CSS, HTML, JavaScript

JavaScript Shakespeare Exercise

To prepare for this exercise, please do all the exercises at try.jquery.com.

Then download the files you need for this exercise.

In the downloaded package, you will find a single HTML file, a folder with a single image in it, and a single JavaScript file containing two arrays (one containing Shakespearean adjectives, and one containing Shakespearean nouns).

The page will be broken up into three main areas:

  • A header with a site title, an info button for instructions, and a continuously updating score showing correct vs total attempts
  • A main section with four genre areas ( more detail in the HTML section below )
  • A footer with a silly little game: a Shakespearean Insult Generator


The HTML page I have given you contains a number of typical elements, and one that might be new to you: the Description List.

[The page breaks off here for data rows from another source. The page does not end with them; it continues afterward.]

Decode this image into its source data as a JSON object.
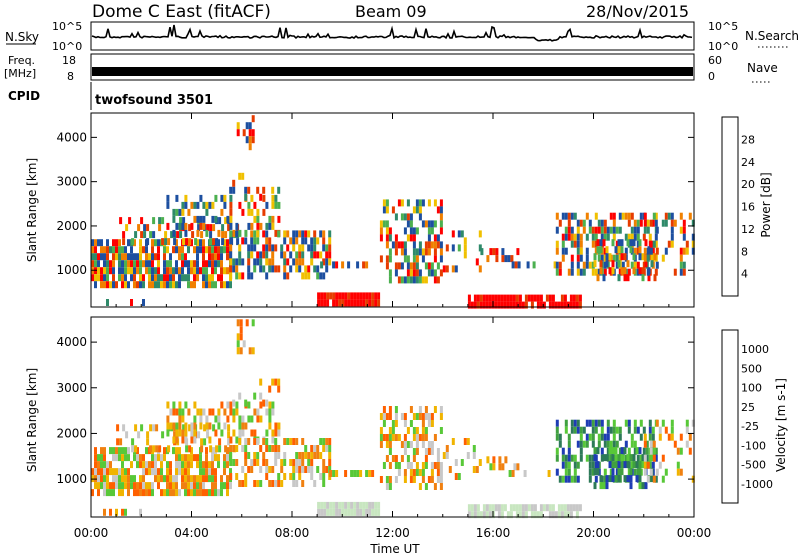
{
  "header": {
    "radar": "Dome C East (fitACF)",
    "beam": "Beam 09",
    "date": "28/Nov/2015"
  },
  "panels": {
    "nsky": {
      "label": "N.Sky",
      "tick_top": "10^5",
      "tick_bottom": "10^0",
      "right_label": "N.Search",
      "right_top": "10^5",
      "right_bottom": "10^0"
    },
    "freq": {
      "label_line1": "Freq.",
      "label_line2": "[MHz]",
      "tick_top": "18",
      "tick_bottom": "8",
      "right_label": "Nave",
      "right_top": "60",
      "right_bottom": "0"
    },
    "cpid": {
      "label": "CPID",
      "value": "twofsound 3501"
    }
  },
  "chart_data": [
    {
      "type": "heatmap",
      "name": "power",
      "ylabel": "Slant Range [km]",
      "yticks": [
        "1000",
        "2000",
        "3000",
        "4000"
      ],
      "colorbar_label": "Power [dB]",
      "colorbar_ticks": [
        "4",
        "8",
        "12",
        "16",
        "20",
        "24",
        "28"
      ],
      "colors": [
        "#0000ff",
        "#1d4fa0",
        "#2f8a6a",
        "#4cb050",
        "#f0c000",
        "#f08000",
        "#e63c00",
        "#ff0000"
      ]
    },
    {
      "type": "heatmap",
      "name": "velocity",
      "ylabel": "Slant Range [km]",
      "yticks": [
        "1000",
        "2000",
        "3000",
        "4000"
      ],
      "colorbar_label": "Velocity [m s-1]",
      "colorbar_ticks": [
        "1000",
        "500",
        "100",
        "25",
        "-25",
        "-100",
        "-500",
        "-1000"
      ],
      "colors": [
        "#1e3cb4",
        "#2d7a58",
        "#40a040",
        "#58c838",
        "#c8c8c8",
        "#f0b400",
        "#f08010",
        "#ff6000",
        "#ff0000"
      ]
    }
  ],
  "xaxis": {
    "ticks": [
      "00:00",
      "04:00",
      "08:00",
      "12:00",
      "16:00",
      "20:00",
      "00:00"
    ],
    "label": "Time UT"
  }
}
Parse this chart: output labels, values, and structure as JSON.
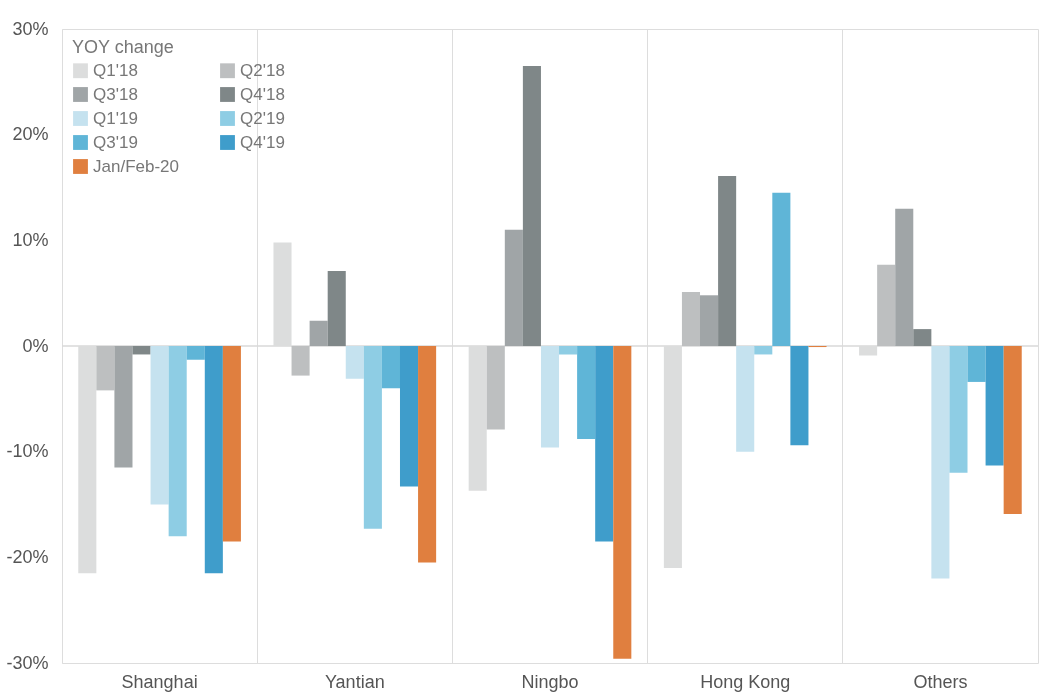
{
  "chart_data": {
    "type": "bar",
    "legend_title": "YOY change",
    "categories": [
      "Shanghai",
      "Yantian",
      "Ningbo",
      "Hong Kong",
      "Others"
    ],
    "series": [
      {
        "name": "Q1'18",
        "color": "#dcdddd",
        "values": [
          -21.5,
          9.8,
          -13.7,
          -21,
          -0.9
        ]
      },
      {
        "name": "Q2'18",
        "color": "#bdbfc0",
        "values": [
          -4.2,
          -2.8,
          -7.9,
          5.1,
          7.7
        ]
      },
      {
        "name": "Q3'18",
        "color": "#a0a5a7",
        "values": [
          -11.5,
          2.4,
          11,
          4.8,
          13
        ]
      },
      {
        "name": "Q4'18",
        "color": "#7f8788",
        "values": [
          -0.8,
          7.1,
          26.5,
          16.1,
          1.6
        ]
      },
      {
        "name": "Q1'19",
        "color": "#c5e2ef",
        "values": [
          -15,
          -3.1,
          -9.6,
          -10,
          -22
        ]
      },
      {
        "name": "Q2'19",
        "color": "#8ecde4",
        "values": [
          -18,
          -17.3,
          -0.8,
          -0.8,
          -12
        ]
      },
      {
        "name": "Q3'19",
        "color": "#5fb5d7",
        "values": [
          -1.3,
          -4,
          -8.8,
          14.5,
          -3.4
        ]
      },
      {
        "name": "Q4'19",
        "color": "#3f9dcb",
        "values": [
          -21.5,
          -13.3,
          -18.5,
          -9.4,
          -11.3
        ]
      },
      {
        "name": "Jan/Feb-20",
        "color": "#e07f3f",
        "values": [
          -18.5,
          -20.5,
          -29.6,
          -0.1,
          -15.9
        ]
      }
    ],
    "ylim": [
      -30,
      30
    ],
    "yticks": [
      {
        "value": -30,
        "label": "-30%"
      },
      {
        "value": -20,
        "label": "-20%"
      },
      {
        "value": -10,
        "label": "-10%"
      },
      {
        "value": 0,
        "label": "0%"
      },
      {
        "value": 10,
        "label": "10%"
      },
      {
        "value": 20,
        "label": "20%"
      },
      {
        "value": 30,
        "label": "30%"
      }
    ],
    "ref_lines": [
      {
        "axis": "y",
        "value": 0,
        "color": "#d9d9d9"
      }
    ],
    "grid": "x",
    "legend": "top left"
  }
}
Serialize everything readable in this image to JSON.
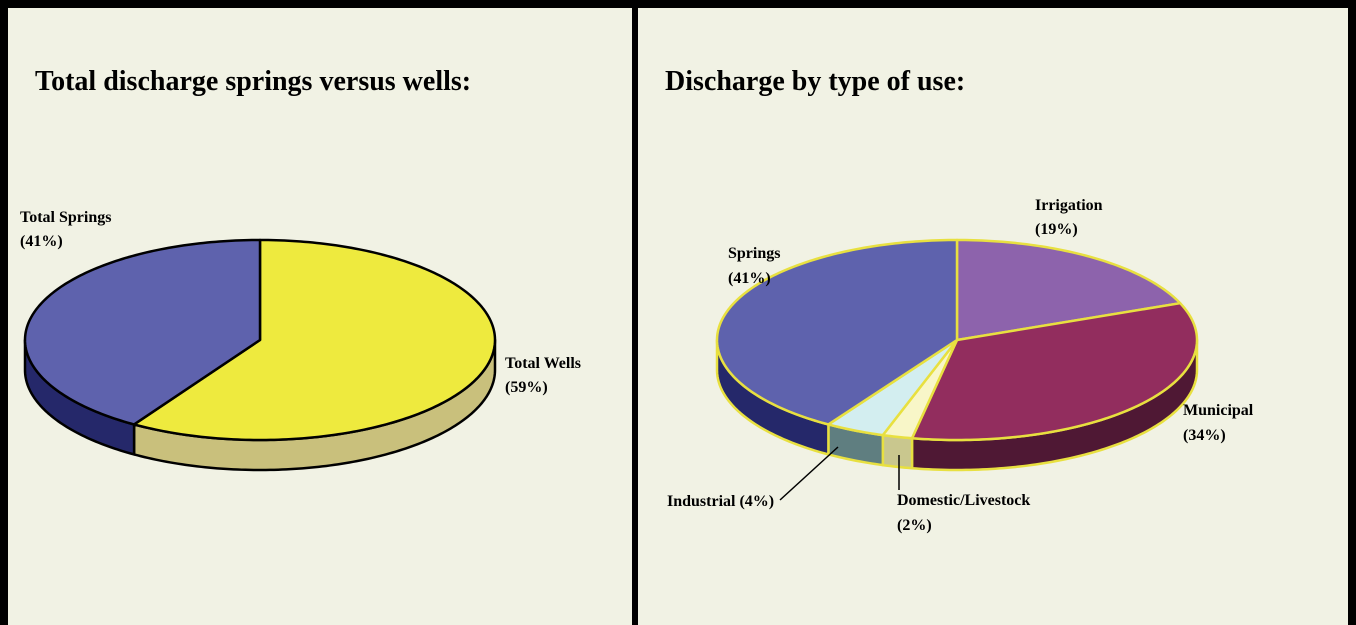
{
  "chart_data": [
    {
      "type": "pie",
      "title": "Total discharge springs versus wells:",
      "categories": [
        "Total Wells",
        "Total Springs"
      ],
      "values": [
        59,
        41
      ],
      "value_labels": [
        "(59%)",
        "(41%)"
      ],
      "colors": [
        "#eeea3e",
        "#5e62ad"
      ],
      "side_colors": [
        "#c9c07c",
        "#25286a"
      ],
      "edge_color": "#000000"
    },
    {
      "type": "pie",
      "title": "Discharge by type of use:",
      "categories": [
        "Irrigation",
        "Municipal",
        "Domestic/Livestock",
        "Industrial",
        "Springs"
      ],
      "values": [
        19,
        34,
        2,
        4,
        41
      ],
      "value_labels": [
        "(19%)",
        "(34%)",
        "(2%)",
        "(4%)",
        "(41%)"
      ],
      "colors": [
        "#8d63ac",
        "#922d5e",
        "#f8f6c8",
        "#d3eef0",
        "#5e62ad"
      ],
      "side_colors": [
        "#5a3c72",
        "#4f1834",
        "#c9c78e",
        "#5f7e80",
        "#25286a"
      ],
      "edge_color": "#e8e040"
    }
  ]
}
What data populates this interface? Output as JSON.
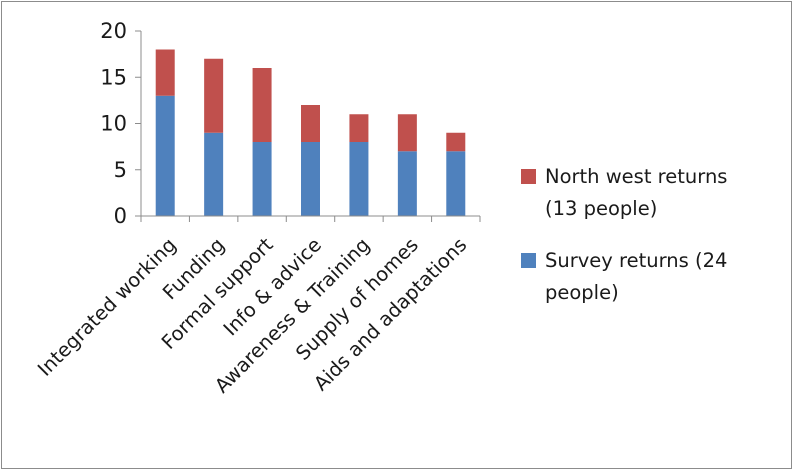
{
  "chart_data": {
    "type": "bar",
    "stacked": true,
    "title": "",
    "xlabel": "",
    "ylabel": "",
    "categories": [
      "Integrated working",
      "Funding",
      "Formal support",
      "Info & advice",
      "Awareness & Training",
      "Supply of homes",
      "Aids and adaptations"
    ],
    "series": [
      {
        "name": "Survey returns (24 people)",
        "values": [
          13,
          9,
          8,
          8,
          8,
          7,
          7
        ],
        "color": "#4f81bd"
      },
      {
        "name": "North west returns (13 people)",
        "values": [
          5,
          8,
          8,
          4,
          3,
          4,
          2
        ],
        "color": "#c0504d"
      }
    ],
    "ylim": [
      0,
      20
    ],
    "yticks": [
      0,
      5,
      10,
      15,
      20
    ],
    "grid": false,
    "legend_position": "right",
    "legend": {
      "items": [
        {
          "lines": [
            "North west returns",
            "(13 people)"
          ],
          "color": "#c0504d"
        },
        {
          "lines": [
            "Survey returns (24",
            "people)"
          ],
          "color": "#4f81bd"
        }
      ]
    }
  }
}
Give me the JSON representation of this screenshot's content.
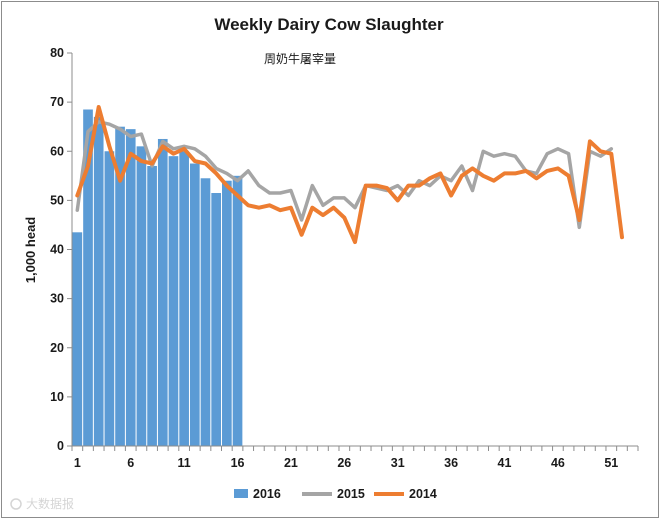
{
  "chart_data": {
    "type": "bar",
    "title": "Weekly Dairy Cow Slaughter",
    "subtitle": "周奶牛屠宰量",
    "ylabel": "1,000 head",
    "xlabel": "",
    "ylim": [
      0,
      80
    ],
    "yticks": [
      0,
      10,
      20,
      30,
      40,
      50,
      60,
      70,
      80
    ],
    "xlim": [
      1,
      53
    ],
    "xticks": [
      1,
      6,
      11,
      16,
      21,
      26,
      31,
      36,
      41,
      46,
      51
    ],
    "grid": false,
    "legend_position": "bottom",
    "series": [
      {
        "name": "2016",
        "type": "bar",
        "color": "#5b9bd5",
        "x": [
          1,
          2,
          3,
          4,
          5,
          6,
          7,
          8,
          9,
          10,
          11,
          12,
          13,
          14,
          15,
          16
        ],
        "values": [
          43.5,
          68.5,
          67,
          60,
          65,
          64.5,
          61,
          57,
          62.5,
          59,
          60,
          57.5,
          54.5,
          51.5,
          54,
          55
        ]
      },
      {
        "name": "2015",
        "type": "line",
        "color": "#a5a5a5",
        "x": [
          1,
          2,
          3,
          4,
          5,
          6,
          7,
          8,
          9,
          10,
          11,
          12,
          13,
          14,
          15,
          16,
          17,
          18,
          19,
          20,
          21,
          22,
          23,
          24,
          25,
          26,
          27,
          28,
          29,
          30,
          31,
          32,
          33,
          34,
          35,
          36,
          37,
          38,
          39,
          40,
          41,
          42,
          43,
          44,
          45,
          46,
          47,
          48,
          49,
          50,
          51
        ],
        "values": [
          48,
          64,
          66,
          65.5,
          64.5,
          63,
          63.5,
          57,
          62,
          60.5,
          61,
          60.5,
          59,
          56.5,
          55.5,
          54,
          56,
          53,
          51.5,
          51.5,
          52,
          46,
          53,
          49,
          50.5,
          50.5,
          48.5,
          53,
          52.5,
          52,
          53,
          51,
          54,
          53,
          55,
          54,
          57,
          52,
          60,
          59,
          59.5,
          59,
          56,
          55.5,
          59.5,
          60.5,
          59.5,
          44.5,
          60,
          59,
          60.5
        ]
      },
      {
        "name": "2014",
        "type": "line",
        "color": "#ed7d31",
        "x": [
          1,
          2,
          3,
          4,
          5,
          6,
          7,
          8,
          9,
          10,
          11,
          12,
          13,
          14,
          15,
          16,
          17,
          18,
          19,
          20,
          21,
          22,
          23,
          24,
          25,
          26,
          27,
          28,
          29,
          30,
          31,
          32,
          33,
          34,
          35,
          36,
          37,
          38,
          39,
          40,
          41,
          42,
          43,
          44,
          45,
          46,
          47,
          48,
          49,
          50,
          51,
          52
        ],
        "values": [
          51,
          57,
          69,
          61,
          54,
          59.5,
          58,
          57.5,
          61,
          59.5,
          60.5,
          58,
          57.5,
          55.5,
          53,
          51,
          49,
          48.5,
          49,
          48,
          48.5,
          43,
          48.5,
          47,
          48.5,
          46.5,
          41.5,
          53,
          53,
          52.5,
          50,
          53,
          53,
          54.5,
          55.5,
          51,
          55,
          56.5,
          55,
          54,
          55.5,
          55.5,
          56,
          54.5,
          56,
          56.5,
          55,
          46,
          62,
          60,
          59.5,
          42.5
        ]
      }
    ]
  },
  "watermark": "大数据报"
}
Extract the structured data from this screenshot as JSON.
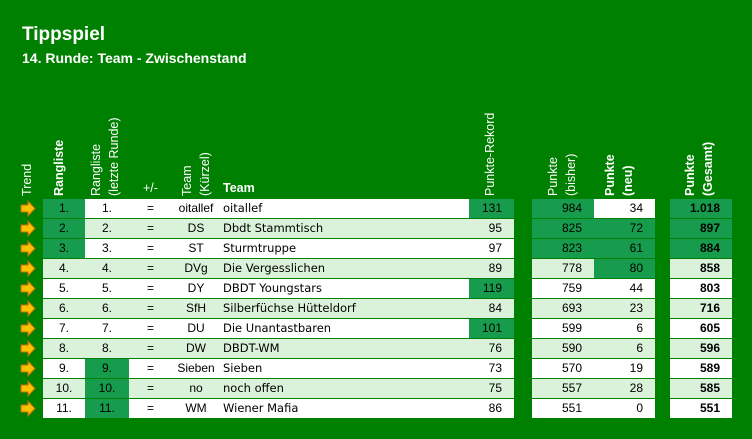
{
  "title": "Tippspiel",
  "subtitle": "14. Runde: Team - Zwischenstand",
  "headers": {
    "trend": "Trend",
    "rangliste": "Rangliste",
    "rangliste_letzte_1": "Rangliste",
    "rangliste_letzte_2": "(letzte Runde)",
    "plusminus": "+/-",
    "team_kuerzel_1": "Team",
    "team_kuerzel_2": "(Kürzel)",
    "team": "Team",
    "punkte_rekord": "Punkte-Rekord",
    "punkte_bisher_1": "Punkte",
    "punkte_bisher_2": "(bisher)",
    "punkte_neu_1": "Punkte",
    "punkte_neu_2": "(neu)",
    "punkte_gesamt_1": "Punkte",
    "punkte_gesamt_2": "(Gesamt)"
  },
  "colors": {
    "background": "#008000",
    "highlight": "#169c4c",
    "light_row": "#d9f2d9",
    "white_row": "#ffffff",
    "arrow_fill": "#ffc000",
    "arrow_stroke": "#c07000"
  },
  "trend_icon": "right-arrow-icon",
  "rows": [
    {
      "rank": "1.",
      "last": "1.",
      "pm": "=",
      "abbr": "oitallef",
      "team": "oitallef",
      "rekord": "131",
      "bisher": "984",
      "neu": "34",
      "gesamt": "1.018"
    },
    {
      "rank": "2.",
      "last": "2.",
      "pm": "=",
      "abbr": "DS",
      "team": "Dbdt Stammtisch",
      "rekord": "95",
      "bisher": "825",
      "neu": "72",
      "gesamt": "897"
    },
    {
      "rank": "3.",
      "last": "3.",
      "pm": "=",
      "abbr": "ST",
      "team": "Sturmtruppe",
      "rekord": "97",
      "bisher": "823",
      "neu": "61",
      "gesamt": "884"
    },
    {
      "rank": "4.",
      "last": "4.",
      "pm": "=",
      "abbr": "DVg",
      "team": "Die Vergesslichen",
      "rekord": "89",
      "bisher": "778",
      "neu": "80",
      "gesamt": "858"
    },
    {
      "rank": "5.",
      "last": "5.",
      "pm": "=",
      "abbr": "DY",
      "team": "DBDT Youngstars",
      "rekord": "119",
      "bisher": "759",
      "neu": "44",
      "gesamt": "803"
    },
    {
      "rank": "6.",
      "last": "6.",
      "pm": "=",
      "abbr": "SfH",
      "team": "Silberfüchse Hütteldorf",
      "rekord": "84",
      "bisher": "693",
      "neu": "23",
      "gesamt": "716"
    },
    {
      "rank": "7.",
      "last": "7.",
      "pm": "=",
      "abbr": "DU",
      "team": "Die Unantastbaren",
      "rekord": "101",
      "bisher": "599",
      "neu": "6",
      "gesamt": "605"
    },
    {
      "rank": "8.",
      "last": "8.",
      "pm": "=",
      "abbr": "DW",
      "team": "DBDT-WM",
      "rekord": "76",
      "bisher": "590",
      "neu": "6",
      "gesamt": "596"
    },
    {
      "rank": "9.",
      "last": "9.",
      "pm": "=",
      "abbr": "Sieben",
      "team": "Sieben",
      "rekord": "73",
      "bisher": "570",
      "neu": "19",
      "gesamt": "589"
    },
    {
      "rank": "10.",
      "last": "10.",
      "pm": "=",
      "abbr": "no",
      "team": "noch offen",
      "rekord": "75",
      "bisher": "557",
      "neu": "28",
      "gesamt": "585"
    },
    {
      "rank": "11.",
      "last": "11.",
      "pm": "=",
      "abbr": "WM",
      "team": "Wiener Mafia",
      "rekord": "86",
      "bisher": "551",
      "neu": "0",
      "gesamt": "551"
    }
  ],
  "highlights": {
    "rank": [
      true,
      true,
      true,
      false,
      false,
      false,
      false,
      false,
      false,
      false,
      false
    ],
    "last": [
      false,
      false,
      false,
      false,
      false,
      false,
      false,
      false,
      true,
      true,
      true
    ],
    "rekord": [
      true,
      false,
      false,
      false,
      true,
      false,
      true,
      false,
      false,
      false,
      false
    ],
    "bisher": [
      true,
      true,
      true,
      false,
      false,
      false,
      false,
      false,
      false,
      false,
      false
    ],
    "neu": [
      false,
      true,
      true,
      true,
      false,
      false,
      false,
      false,
      false,
      false,
      false
    ],
    "gesamt": [
      true,
      true,
      true,
      false,
      false,
      false,
      false,
      false,
      false,
      false,
      false
    ]
  }
}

To learn more about the DL element, consult the Mozilla Developers Network.

DLs are often used for lists of definitions, FAQs, etc.

  <dd>A free, open source, cross-platform, graphical web browser
      developed by the Mozilla Corporation.</dd>

  <dd>Apple’s browser, based on open-source project.</dd>

  <dd>New browser from Microsoft.</dd>

Although it might be pushing the semantics a bit here, I have paired a number of Shakespeare quotations (as DD elements) with the associated plays they came out of (as DT items).

There are four types or genres we could divide Shakespeare’s stage work into: Histories, Tragedies, Comedies, and what scholars call Problem Plays (so called because they have characteristics of more than one of the standard genres).

So in the HTML, each genre is a single description list (DL), giving us four in all.

The Image

The supplied image is all over the Internet. I tried to find a source, but it’s just too ubiquitous to narrow down. If the creator is reading this, please get in touch and I’ll credit you or remove it, if you wish.

Screenshots: Narrow BreakPoint

Click on each screenshot to see the full size. The shots are presented in order of load and sequence of interaction. Click through them in order.

Screenshot: Header

Screen Shot 2016-02-24 at 12.38.53 PM

Screenshots: Instructions Pane

Stylistic Details

  • Your responsive strategy is really just just to make sure spacing and alignments don’t get awkward at different breakpoints.
  • The fonts used for non-header text is  the traditional times, “times new roman”, serif stack (sized bigger than default because times can be relatively hard to read at small sizes on screen).
  • The font used for headings is alegreya-sc from Adobe Edge Fonts. You might not have used this hosted-fonts service before, but figure out how to do so. Figure out what weights of the font to use, too: don’t download all weights if you’re not using all of them. Incidentally, Edge Fonts is a smaller version of Adobe’s Typekit service—which hosts some of the highest quality type on the web, so it’s worth investigating.
  • The header is a fixed height, and it stays at the top of the screen at all times.

Interaction Details: Quiz

  • When the user clicks on the question icon in the header, the instructions are revealed, sliding down over 1 second to cover the entire page.
  • When a user clicks on a section, a new quote is revealed.
  • When a user hovers over an answer, a translucent background appears behind it
  • When an answer is clicked on, an alert dialog indicates correct or incorrect status. This is really clunky, but I ran out of time making this exercise, so feel free to indicate correct or incorrect answers in a better way.
  • When an answer is attempted, the score updates (total correct / total attempt )
  • If we add new quotes and plays, your code (other than the addition of new DT and DD elements) must not need additional edits. In other words, you must generate the list of play titles (for answers) from those that are in the DL themselves.

Interactions Details: Insulter

  • When the button is clicked a sentence appears underneath the Shakespeare image.
  • That sentence follows this form:
    1. Thou art
    2. a / an
    3. random adjective
    4. and
    5. another random adjective
    6. noun
    7. . (a period)
  • When the button is clicked the Insult Me text turns into How About Another?
  • Bonus: the a/an article issue is taken care of by testing if the first letter of the first random adjective is a vowel.